Each spring, over eight hundred climbers attempt to reach the summit of Mt. Everest. Some make it to the top of what is considered the world’s most majestic mountain, but others are not so lucky, and in the attempt to reach the elusive summit, many more have tragically lost their lives.
In 2010, filmmaker Dianne Whelan visited Base Camp. In this personal and eye opening exposé, Base Camp: 40 Days on Everest, she shares gripping stories of Maoist rebels, avalances and dead bodies surfacing our of a dying glacier. From her perspective at Base Camp, she interviews climbers, doctors and Sherpas, all living there for months on end as they wait for a weather window to summit the top of the world. In this push to achieve the summit, many do not survive. Woven into these personal stories is the devastating truth of the human impact on the mountain and the eerie and unforeseen effects of climate change.
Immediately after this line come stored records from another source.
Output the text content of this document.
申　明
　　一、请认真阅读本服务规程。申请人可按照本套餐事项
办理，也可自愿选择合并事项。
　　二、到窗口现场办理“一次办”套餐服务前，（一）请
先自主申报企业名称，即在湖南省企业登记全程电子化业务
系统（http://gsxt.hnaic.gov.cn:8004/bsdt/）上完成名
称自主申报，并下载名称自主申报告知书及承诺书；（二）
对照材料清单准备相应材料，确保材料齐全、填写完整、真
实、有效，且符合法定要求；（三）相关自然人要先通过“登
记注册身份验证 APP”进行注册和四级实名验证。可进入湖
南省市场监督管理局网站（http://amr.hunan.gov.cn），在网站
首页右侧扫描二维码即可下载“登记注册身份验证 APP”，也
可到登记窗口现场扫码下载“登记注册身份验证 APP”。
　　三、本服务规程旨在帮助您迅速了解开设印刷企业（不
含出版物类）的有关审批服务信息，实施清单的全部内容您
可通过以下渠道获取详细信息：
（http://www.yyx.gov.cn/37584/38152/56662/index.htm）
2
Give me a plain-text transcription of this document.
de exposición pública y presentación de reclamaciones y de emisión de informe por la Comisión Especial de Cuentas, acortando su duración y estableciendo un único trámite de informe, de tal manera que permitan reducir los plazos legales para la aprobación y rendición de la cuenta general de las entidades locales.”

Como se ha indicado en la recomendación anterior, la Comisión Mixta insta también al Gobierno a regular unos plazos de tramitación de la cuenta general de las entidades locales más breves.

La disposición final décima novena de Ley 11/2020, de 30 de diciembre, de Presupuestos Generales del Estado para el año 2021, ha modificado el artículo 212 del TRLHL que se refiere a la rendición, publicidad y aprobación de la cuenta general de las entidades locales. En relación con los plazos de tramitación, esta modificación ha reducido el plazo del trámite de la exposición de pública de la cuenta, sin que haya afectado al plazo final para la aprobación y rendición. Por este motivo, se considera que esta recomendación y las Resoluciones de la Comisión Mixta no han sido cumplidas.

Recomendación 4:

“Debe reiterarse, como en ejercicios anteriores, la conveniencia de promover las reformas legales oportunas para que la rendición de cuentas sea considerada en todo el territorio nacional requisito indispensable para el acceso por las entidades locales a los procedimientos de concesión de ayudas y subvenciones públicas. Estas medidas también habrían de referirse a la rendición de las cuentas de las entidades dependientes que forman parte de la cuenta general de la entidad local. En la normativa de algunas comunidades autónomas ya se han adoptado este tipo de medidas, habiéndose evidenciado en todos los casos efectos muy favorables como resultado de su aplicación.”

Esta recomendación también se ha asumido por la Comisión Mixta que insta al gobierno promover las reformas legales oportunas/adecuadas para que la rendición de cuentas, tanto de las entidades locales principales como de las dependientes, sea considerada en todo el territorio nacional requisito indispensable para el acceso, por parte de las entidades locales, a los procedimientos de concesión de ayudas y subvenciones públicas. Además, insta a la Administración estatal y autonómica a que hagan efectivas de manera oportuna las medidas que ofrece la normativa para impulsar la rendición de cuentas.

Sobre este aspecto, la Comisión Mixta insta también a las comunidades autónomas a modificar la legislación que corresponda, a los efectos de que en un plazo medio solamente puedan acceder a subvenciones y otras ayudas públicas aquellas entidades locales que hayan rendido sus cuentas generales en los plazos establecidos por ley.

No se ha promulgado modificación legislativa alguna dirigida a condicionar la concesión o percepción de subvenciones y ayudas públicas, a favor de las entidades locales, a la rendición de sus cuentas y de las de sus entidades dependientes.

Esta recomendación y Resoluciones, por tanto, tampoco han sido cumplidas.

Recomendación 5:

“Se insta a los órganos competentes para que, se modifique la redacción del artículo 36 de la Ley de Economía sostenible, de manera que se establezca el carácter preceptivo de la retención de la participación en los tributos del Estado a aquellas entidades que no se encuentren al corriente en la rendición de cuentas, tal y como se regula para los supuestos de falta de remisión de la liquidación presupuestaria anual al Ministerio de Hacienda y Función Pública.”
Experts believe there are 250 bodied buried on the path from Base Camp to the peak, and with the glacier melting at more than four inches a day, the toll of this desire to conquer Everest is irreversably surfacing.
But in coming to know the mountain and its people, Dianne must also confront the truth of her own ambitions, and the toll they take on her physical well-being and her relationship. Through immersing herself in the challenging and captivating world of Base Camp, she must find her own path away from ego and judgment to a place of humility and forgiveness.